En revanche, la réduire, voire la faire disparaître, reviendrait à renforcer les risques d’aggravation et de non-couverture de besoins sociaux et de clivages voire de fractures dans le lien social au sein des quartiers fragiles. En effet, l’intervention de ces équipes en amont, auprès des jeunes et de leurs familles, prévient nombre de ruptures familiales et de placements, de problèmes de santé (conduites à risques, conduites addictives,...), ou encore de situations de chômage et de délinquance lorsque les jeunes manquent de repères et d’encadrement dans leur environnement.

Époque paradoxale en effet que celle où, alors que nous observons et nous déplorons la montée des peurs, de l’intolérance et du repli, la montée des extrêmes, l’affaiblissement de l’État républicain, de ses institutions et des associations du vivre ensemble, nous assistons à la disparition d’équipes de Prévention Spécialisée, ces hommes et ces femmes profondément soucieux de construire des liens de confiance et de restaurer la dignité et la solidarité - donc la cohésion sociale - de faire aimer la République.

Paradoxe, où, dans un même mouvement, nous entendons une forte légitimation de notre intervention et où nous voyons un affaiblissement croissant de nos moyens sur un nombre de départements désormais conséquent.

Nous avons déjà montré que notre action est évaluable (dans le cadre de la loi 2002, entre autres). Nous nous attacherons à communiquer mieux encore sur les résultats de nos actions, à la fois dans le temps long des accompagnements éducatifs, mais aussi dans le temps court que nécessite la résolution de problèmes et de tensions au quotidien dans les quartiers où les éducateurs travaillent en immersion. Nous multiplierons nos propositions d’actions novatrices et nous renforcerons notre action éducative. Une société qui perd confiance dans sa jeunesse et qui semble de plus en plus dépassée face aux problématiques des jeunes et des territoires en difficulté, ne tourne-t-elle pas le dos à l’avenir ?

Nous ferons cela et mieux encore, mais nous le ferons sans beaucoup d’effet, si nous n’avons pas face à nous des décideurs qui soient rigoureux et bienveillants, respectueux de nos missions et prêts à en connaître les enjeux, les modalités et les résultats.

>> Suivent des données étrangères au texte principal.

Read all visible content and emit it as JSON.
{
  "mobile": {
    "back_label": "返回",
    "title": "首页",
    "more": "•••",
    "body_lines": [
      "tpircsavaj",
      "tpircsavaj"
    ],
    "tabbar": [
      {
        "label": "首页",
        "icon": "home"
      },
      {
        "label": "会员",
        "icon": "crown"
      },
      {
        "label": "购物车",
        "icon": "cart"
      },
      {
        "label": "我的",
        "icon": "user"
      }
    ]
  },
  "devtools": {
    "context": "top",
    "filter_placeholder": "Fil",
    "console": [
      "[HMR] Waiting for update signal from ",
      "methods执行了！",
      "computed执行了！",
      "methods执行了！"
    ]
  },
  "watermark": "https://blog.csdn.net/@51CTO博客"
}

C’est grâce à ce dialogue de qualité avec les responsables publics que l’action de la Prévention Spécialisée gagnera en efficience et en efficacité. C’est seulement ainsi que nous pourrons assurer à nos publics et à nos financeurs une intervention de qualité, sur la base d’un dialogue responsable avec les gestionnaires des fonds publics, comme cela se fait avec les nombreux Conseils généraux qui continuent de nous soutenir.

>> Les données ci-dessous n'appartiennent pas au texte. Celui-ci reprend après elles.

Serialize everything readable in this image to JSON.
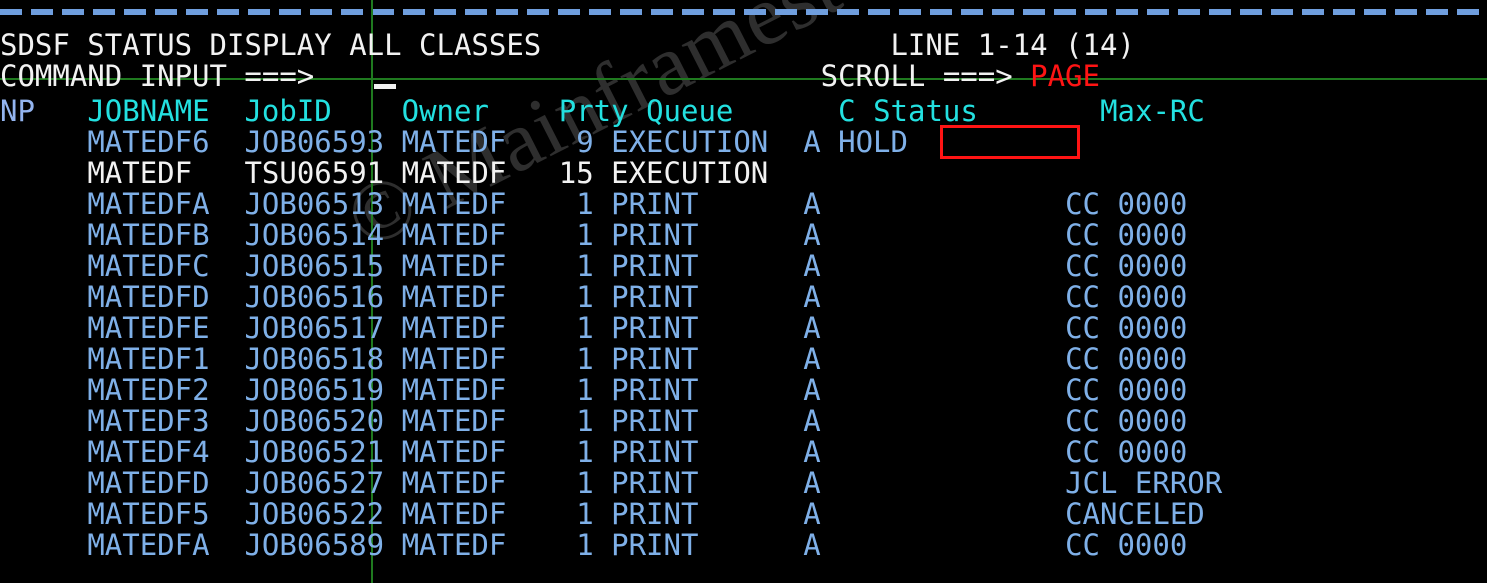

Aussi en appelons-nous aujourd’hui au sens des responsabilités de chacun, et attirons-nous l’attention des financeurs de la prévention spécialisée sur la signification politique et les conséquences de leurs décisions sur les territoires et pour nos concitoyens, sur la vie des cités et de leurs habitants. La Prévention spécialisée est une forme d'action publique d'une très grande pertinence par rapport aux défis d'aujourd'hui, et ses fondements, ses méthodes d’action répondent à la nécessité de la rénovation du travail social engagée par les États Généraux du Travail Social.

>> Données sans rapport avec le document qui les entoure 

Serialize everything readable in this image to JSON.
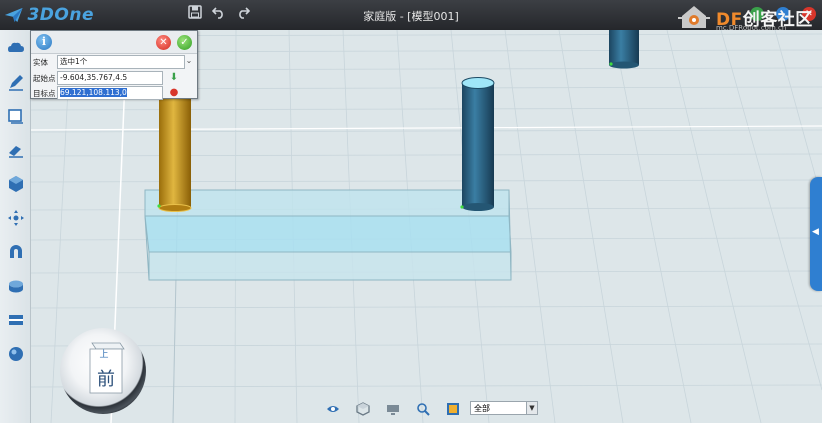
{
  "app": {
    "logo_text": "3DOne",
    "window_title": "家庭版 - [模型001]"
  },
  "brand": {
    "main_prefix": "DF",
    "main_text": "创客社区",
    "sub_text": "mc.DFRobot.com.cn"
  },
  "toolbar": {
    "icons": [
      "save-icon",
      "undo-icon",
      "redo-icon"
    ]
  },
  "left_toolbar": {
    "tools": [
      "sketch-cloud-icon",
      "pencil-icon",
      "face-icon",
      "eraser-icon",
      "cube-icon",
      "transform-icon",
      "magnet-icon",
      "combine-icon",
      "plane-icon",
      "sphere-icon"
    ]
  },
  "move_panel": {
    "entity_label": "实体",
    "entity_value": "选中1个",
    "start_label": "起始点",
    "start_value": "-9.604,35.767,4.5",
    "target_label": "目标点",
    "target_value": "69.121,108.113,0"
  },
  "view_cube": {
    "top_label": "上",
    "front_label": "前"
  },
  "bottom_bar": {
    "filter_value": "全部",
    "icons": [
      "eye-icon",
      "view-icon",
      "display-icon",
      "zoom-icon",
      "render-icon"
    ]
  },
  "colors": {
    "titlebar": "#2f3237",
    "grid_background": "#dfe7ea",
    "accent_blue": "#2f7fd1",
    "gold_cylinder": "#c9961c",
    "blue_cylinder": "#2b5d7a",
    "base_block": "#a9dff0"
  }
}
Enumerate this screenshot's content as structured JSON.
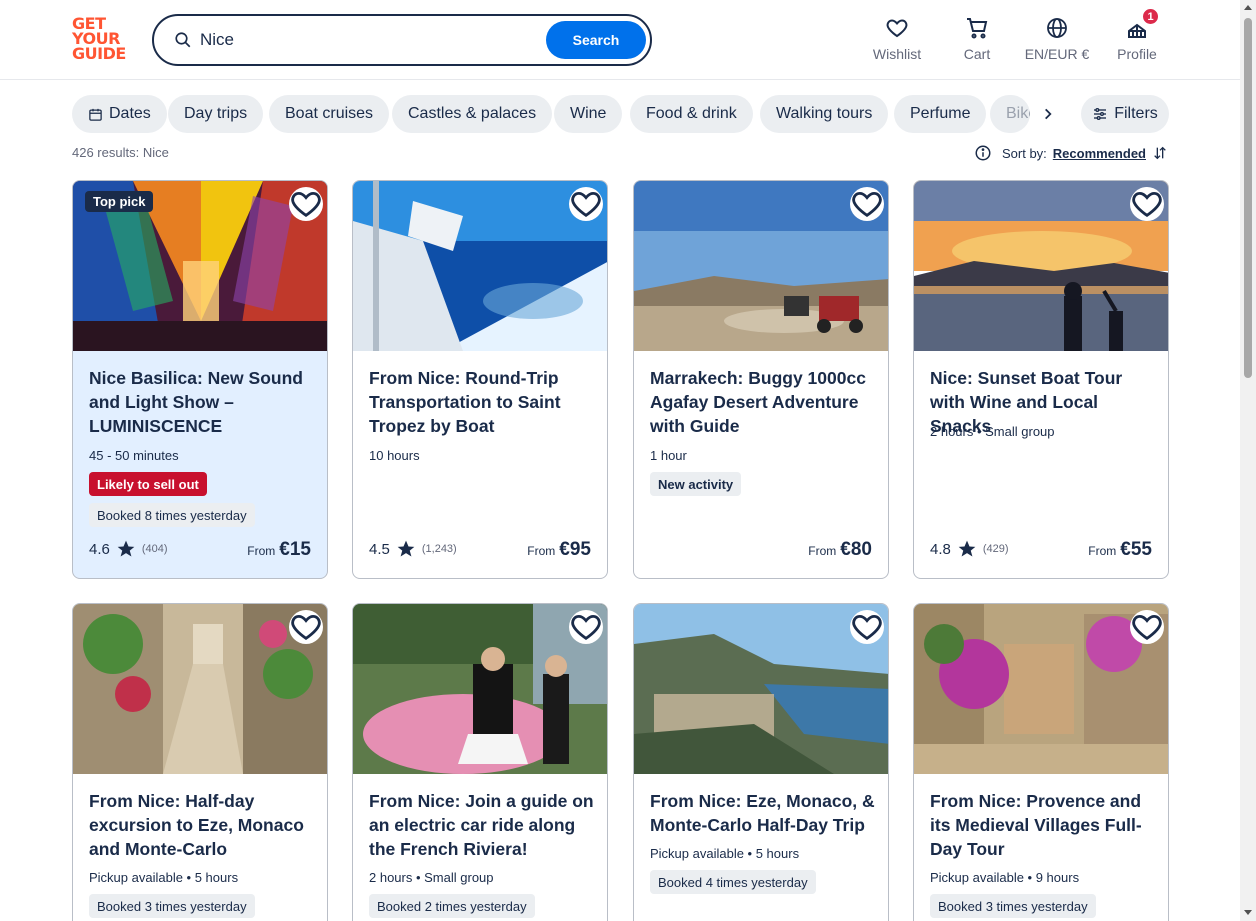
{
  "logo": {
    "line1": "GET",
    "line2": "YOUR",
    "line3": "GUIDE"
  },
  "search": {
    "value": "Nice",
    "button": "Search"
  },
  "nav": {
    "wishlist": "Wishlist",
    "cart": "Cart",
    "language": "EN/EUR €",
    "profile": "Profile",
    "profile_badge": "1"
  },
  "chips": [
    "Dates",
    "Day trips",
    "Boat cruises",
    "Castles & palaces",
    "Wine",
    "Food & drink",
    "Walking tours",
    "Perfume",
    "Bike"
  ],
  "filters_label": "Filters",
  "results_text": "426 results: Nice",
  "sort": {
    "label": "Sort by:",
    "value": "Recommended"
  },
  "common": {
    "from_label": "From",
    "top_pick": "Top pick"
  },
  "cards": [
    {
      "title": "Nice Basilica: New Sound and Light Show – LUMINISCENCE",
      "meta": "45 - 50 minutes",
      "tag1": "Likely to sell out",
      "tag2": "Booked 8 times yesterday",
      "rating": "4.6",
      "count": "(404)",
      "price": "€15"
    },
    {
      "title": "From Nice: Round-Trip Transportation to Saint Tropez by Boat",
      "meta": "10 hours",
      "rating": "4.5",
      "count": "(1,243)",
      "price": "€95"
    },
    {
      "title": "Marrakech: Buggy 1000cc Agafay Desert Adventure with Guide",
      "meta": "1 hour",
      "tag1": "New activity",
      "price": "€80"
    },
    {
      "title": "Nice: Sunset Boat Tour with Wine and Local Snacks",
      "meta": "2 hours • Small group",
      "rating": "4.8",
      "count": "(429)",
      "price": "€55"
    },
    {
      "title": "From Nice: Half-day excursion to Eze, Monaco and Monte-Carlo",
      "meta": "Pickup available • 5 hours",
      "tag1": "Booked 3 times yesterday"
    },
    {
      "title": "From Nice: Join a guide on an electric car ride along the French Riviera!",
      "meta": "2 hours • Small group",
      "tag1": "Booked 2 times yesterday"
    },
    {
      "title": "From Nice: Eze, Monaco, & Monte-Carlo Half-Day Trip",
      "meta": "Pickup available • 5 hours",
      "tag1": "Booked 4 times yesterday"
    },
    {
      "title": "From Nice: Provence and its Medieval Villages Full-Day Tour",
      "meta": "Pickup available • 9 hours",
      "tag1": "Booked 3 times yesterday"
    }
  ],
  "colors": {
    "brand": "#ff5533",
    "primary": "#0071eb",
    "text": "#1a2b49",
    "sellout": "#c8102e",
    "highlight_card": "#e2efff"
  }
}
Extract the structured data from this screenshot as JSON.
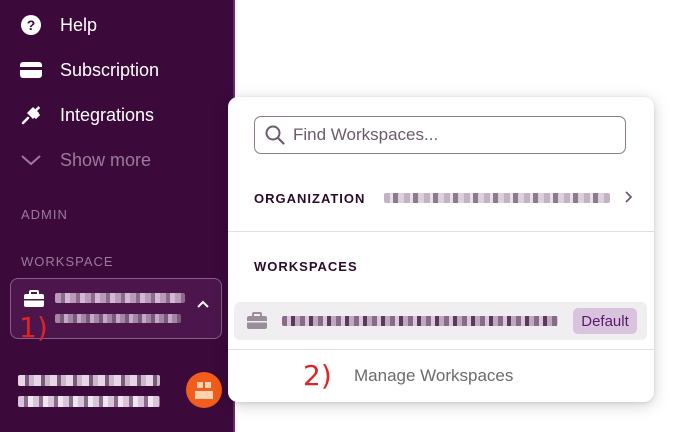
{
  "sidebar": {
    "nav": [
      {
        "label": "Help",
        "icon": "help-circle-icon"
      },
      {
        "label": "Subscription",
        "icon": "credit-card-icon"
      },
      {
        "label": "Integrations",
        "icon": "plug-icon"
      },
      {
        "label": "Show more",
        "icon": "chevron-down-icon"
      }
    ],
    "admin_label": "ADMIN",
    "workspace_label": "WORKSPACE"
  },
  "annotations": {
    "step1": "1)",
    "step2": "2)"
  },
  "dropdown": {
    "search_placeholder": "Find Workspaces...",
    "organization_label": "ORGANIZATION",
    "workspaces_label": "WORKSPACES",
    "default_badge": "Default",
    "manage_label": "Manage Workspaces"
  },
  "colors": {
    "sidebar_bg": "#3b0a3b",
    "accent": "#5a1a6a",
    "badge_bg": "#d9c4de",
    "annotation_red": "#e02424",
    "avatar": "#f25c1c"
  }
}
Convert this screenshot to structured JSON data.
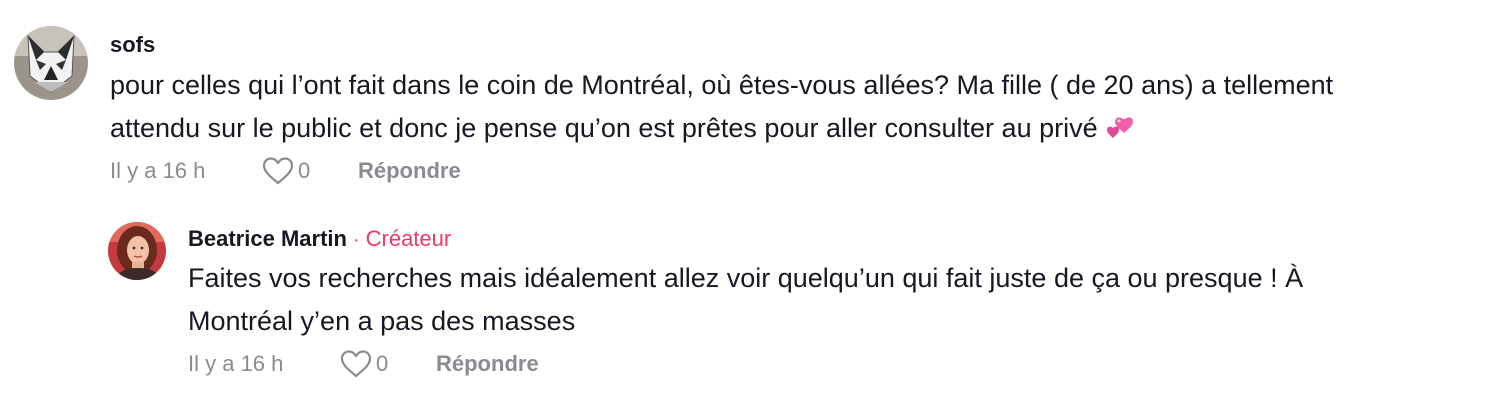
{
  "comments": [
    {
      "username": "sofs",
      "text_line1": "pour celles qui l’ont fait dans le coin de Montréal, où êtes-vous allées? Ma fille ( de 20 ans) a tellement",
      "text_line2": "attendu sur le public et donc je pense qu’on est prêtes pour aller consulter au privé",
      "emoji": "two-hearts-emoji",
      "time": "Il y a 16 h",
      "likes": "0",
      "reply_label": "Répondre",
      "avatar_icon": "wolf-mask-avatar"
    },
    {
      "username": "Beatrice Martin",
      "separator": "·",
      "badge": "Créateur",
      "text_line1": "Faites vos recherches mais idéalement allez voir quelqu’un qui fait juste de ça ou presque ! À",
      "text_line2": "Montréal y’en a pas des masses",
      "time": "Il y a 16 h",
      "likes": "0",
      "reply_label": "Répondre",
      "avatar_icon": "woman-portrait-avatar"
    }
  ],
  "colors": {
    "text": "#161823",
    "meta": "#8a8b91",
    "creator": "#ec3a67"
  }
}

La Prévention spécialisée, en tous les cas, est non seulement prête à un dialogue, constructif et respectueux, mais l’appelle solennellement de tous ses vœux, pour apporter son concours au pacte républicain français, fondé sur la solidarité.
Les attentats terroristes des 7, 8, et 9 janvier ont mis en lumière de manière criante la feuille de route à suivre : éducation et accompagnement des jeunes les plus en difficulté, soutien à la parentalité, lien social entre les composantes de notre société, promotion de la citoyenneté, de l’envie et du pouvoir d’agir, et enfin co-construction des politiques publiques sur la base d’un diagnostic partagé débouchant sur une action locale concertée. Le défi est immense, mais la Prévention spécialisée, en lien avec son réseau partenarial diversifié (lui aussi malheureusement mis en difficulté), est centrale et sait contribuer à tout cela. Elle ne demande qu’à continuer à pouvoir le faire, pour que notre société reste debout et soit davantage unie. Mais elle ne pourra accomplir ce défi que si elle en a les moyens et si elle est soutenue politiquement à un niveau national et local.